A newer version of the Gradio SDK is available:
5.43.1
Below is a practical, lightweight recipe you can adapt to measure exact-match accuracy (the metric GAIA uses) on your new evaluation file.
1 Define a thin wrapper around your agent
# agent_wrapper.py
from typing import Dict
class MyAgent:
"""
Replace the `answer` method with however you call your own agent
(API call, local model .predict(), etc.).
"""
def answer(self, record: Dict) -> str:
prompt = record["question"]
# ► ► your code here ◄ ◄
response = ... # the raw answer string
return response.strip()
2 Normalization helpers (GAIA style)
# normalize.py
import re
def normalize(ans: str) -> str:
"""
GAIA scoring ≈ quasi-exact match after:
• trim / collapse whitespace
• lowercase (safe for numbers, too)
Extend if you need custom rules (e.g. strip trailing $ or %).
"""
ans = ans.strip().lower()
ans = re.sub(r"\\s+", " ", ans) # collapse inner spaces
return ans
3 Evaluation script
# evaluate_agent.py
import json, argparse, pathlib, time
from typing import Dict, List
from agent_wrapper import MyAgent
from normalize import normalize
def load_records(path: pathlib.Path) -> List[Dict]:
with path.open("r", encoding="utf-8") as f:
return json.load(f) # your new file is a JSON array
def main(path_eval: str, limit: int | None = None):
eval_path = pathlib.Path(path_eval)
records = load_records(eval_path)
if limit:
records = records[:limit]
agent = MyAgent()
n_total = len(records)
n_correct = 0
latencies = []
for rec in records:
t0 = time.perf_counter()
pred = agent.answer(rec)
latencies.append(time.perf_counter() - t0)

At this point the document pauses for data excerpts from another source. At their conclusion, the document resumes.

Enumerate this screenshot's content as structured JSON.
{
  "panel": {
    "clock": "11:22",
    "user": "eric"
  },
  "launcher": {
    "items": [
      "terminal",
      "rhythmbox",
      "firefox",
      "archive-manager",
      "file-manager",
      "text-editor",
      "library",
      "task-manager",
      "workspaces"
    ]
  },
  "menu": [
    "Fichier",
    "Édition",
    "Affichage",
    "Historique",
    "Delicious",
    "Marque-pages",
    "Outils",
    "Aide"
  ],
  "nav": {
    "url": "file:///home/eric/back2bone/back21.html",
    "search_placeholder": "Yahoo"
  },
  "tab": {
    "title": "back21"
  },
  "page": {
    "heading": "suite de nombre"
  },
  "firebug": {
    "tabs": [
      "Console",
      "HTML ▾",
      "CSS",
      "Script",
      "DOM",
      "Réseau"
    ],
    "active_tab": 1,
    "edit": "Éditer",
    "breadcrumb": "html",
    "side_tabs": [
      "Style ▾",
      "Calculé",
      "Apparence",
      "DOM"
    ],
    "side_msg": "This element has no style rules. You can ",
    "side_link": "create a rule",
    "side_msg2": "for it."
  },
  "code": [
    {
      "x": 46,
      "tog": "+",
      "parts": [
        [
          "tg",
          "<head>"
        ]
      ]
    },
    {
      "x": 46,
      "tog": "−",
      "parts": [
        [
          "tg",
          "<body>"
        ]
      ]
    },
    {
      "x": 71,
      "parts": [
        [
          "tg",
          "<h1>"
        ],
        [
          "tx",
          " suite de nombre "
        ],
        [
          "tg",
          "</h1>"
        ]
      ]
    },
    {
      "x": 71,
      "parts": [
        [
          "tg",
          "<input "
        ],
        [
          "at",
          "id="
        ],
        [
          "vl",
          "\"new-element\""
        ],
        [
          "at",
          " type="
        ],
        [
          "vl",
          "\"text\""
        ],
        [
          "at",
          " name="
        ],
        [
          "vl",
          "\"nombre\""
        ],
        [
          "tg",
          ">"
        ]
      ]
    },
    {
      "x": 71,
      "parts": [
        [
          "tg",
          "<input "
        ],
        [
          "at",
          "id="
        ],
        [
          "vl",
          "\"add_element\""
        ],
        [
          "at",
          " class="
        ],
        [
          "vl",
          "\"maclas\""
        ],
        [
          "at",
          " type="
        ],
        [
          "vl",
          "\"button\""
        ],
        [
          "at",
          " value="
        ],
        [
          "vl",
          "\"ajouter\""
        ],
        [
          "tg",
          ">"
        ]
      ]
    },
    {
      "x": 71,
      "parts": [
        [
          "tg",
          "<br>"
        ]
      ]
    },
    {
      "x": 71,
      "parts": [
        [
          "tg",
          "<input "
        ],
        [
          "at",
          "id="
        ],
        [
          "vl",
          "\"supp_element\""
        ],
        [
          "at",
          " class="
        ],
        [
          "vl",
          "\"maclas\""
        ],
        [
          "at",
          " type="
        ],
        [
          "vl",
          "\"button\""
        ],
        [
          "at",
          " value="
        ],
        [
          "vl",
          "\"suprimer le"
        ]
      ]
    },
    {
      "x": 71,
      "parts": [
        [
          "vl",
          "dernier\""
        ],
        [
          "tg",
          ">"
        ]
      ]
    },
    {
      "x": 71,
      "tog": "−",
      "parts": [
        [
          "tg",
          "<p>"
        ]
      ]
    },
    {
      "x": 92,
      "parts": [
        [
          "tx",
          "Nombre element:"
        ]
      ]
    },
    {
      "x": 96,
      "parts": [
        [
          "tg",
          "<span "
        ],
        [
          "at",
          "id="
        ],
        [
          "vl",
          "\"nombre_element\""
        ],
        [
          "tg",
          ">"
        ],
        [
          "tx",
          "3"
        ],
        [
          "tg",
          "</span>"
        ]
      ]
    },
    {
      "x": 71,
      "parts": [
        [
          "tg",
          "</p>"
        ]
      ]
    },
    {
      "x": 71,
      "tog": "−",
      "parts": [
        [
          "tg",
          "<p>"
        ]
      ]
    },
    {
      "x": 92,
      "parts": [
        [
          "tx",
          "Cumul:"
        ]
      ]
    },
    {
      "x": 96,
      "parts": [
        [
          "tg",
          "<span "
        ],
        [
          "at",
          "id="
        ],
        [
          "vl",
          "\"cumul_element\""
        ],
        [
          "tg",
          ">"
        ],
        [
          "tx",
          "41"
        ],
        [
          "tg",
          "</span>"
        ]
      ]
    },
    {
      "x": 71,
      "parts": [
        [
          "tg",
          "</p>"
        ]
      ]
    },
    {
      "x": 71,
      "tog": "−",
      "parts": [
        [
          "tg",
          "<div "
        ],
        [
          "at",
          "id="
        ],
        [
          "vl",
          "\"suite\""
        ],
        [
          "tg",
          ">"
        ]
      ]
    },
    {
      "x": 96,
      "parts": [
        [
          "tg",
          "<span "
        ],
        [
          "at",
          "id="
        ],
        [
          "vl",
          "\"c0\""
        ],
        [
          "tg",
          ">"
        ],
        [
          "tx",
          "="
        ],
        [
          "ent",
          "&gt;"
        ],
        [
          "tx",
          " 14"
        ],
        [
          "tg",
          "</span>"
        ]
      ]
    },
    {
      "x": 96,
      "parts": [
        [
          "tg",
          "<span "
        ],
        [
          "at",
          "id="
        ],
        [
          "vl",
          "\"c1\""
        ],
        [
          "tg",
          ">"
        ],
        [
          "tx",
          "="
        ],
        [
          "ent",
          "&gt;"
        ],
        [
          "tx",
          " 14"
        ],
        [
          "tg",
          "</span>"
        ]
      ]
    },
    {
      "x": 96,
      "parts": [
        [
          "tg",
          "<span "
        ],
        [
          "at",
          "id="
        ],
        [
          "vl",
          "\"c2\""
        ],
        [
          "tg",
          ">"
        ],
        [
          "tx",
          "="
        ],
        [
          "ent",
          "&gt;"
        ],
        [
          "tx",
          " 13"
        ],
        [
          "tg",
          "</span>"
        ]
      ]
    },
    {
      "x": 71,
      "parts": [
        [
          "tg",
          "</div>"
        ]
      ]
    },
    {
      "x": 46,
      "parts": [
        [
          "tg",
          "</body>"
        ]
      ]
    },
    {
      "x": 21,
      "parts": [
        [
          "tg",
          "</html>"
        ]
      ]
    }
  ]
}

gold = rec.get("Final answer") or rec.get("Final answer.".lower()) \
or rec.get("Final answer".lower()) or rec.get("Final answer", "")
if normalize(pred) == normalize(gold):
n_correct += 1
acc = n_correct / n_total * 100
print(f"Accuracy: {n_correct}/{n_total} ({acc:.2f}%)")
print(f"Median latency: {sorted(latencies)[len(latencies)//2]:.2f}s")
if __name__ == "__main__":
parser = argparse.ArgumentParser()
parser.add_argument("eval_json", help="common_questions.json (or other)")
parser.add_argument("--limit", type=int, help="debug with first N records")
args = parser.parse_args()
main(args.eval_json, args.limit)
Run:
python3 evaluate_agent.py question_set/common_questions.json
4 Customizing
Need | Where to tweak |
---|---|
Agent call (local model vs. API with keys, tool-use, etc.) | MyAgent.answer() |
More elaborate normalization (e.g. strip $ or % , round numbers) |
normalize() |
Partial credit / numeric tolerance | Replace the == line with your own logic |
5 Interpreting results
- Exact-match accuracy (>= 100 % means your agent reproduced all answers).
- Latency helps you spot outliers in run time (e.g. long tool chains).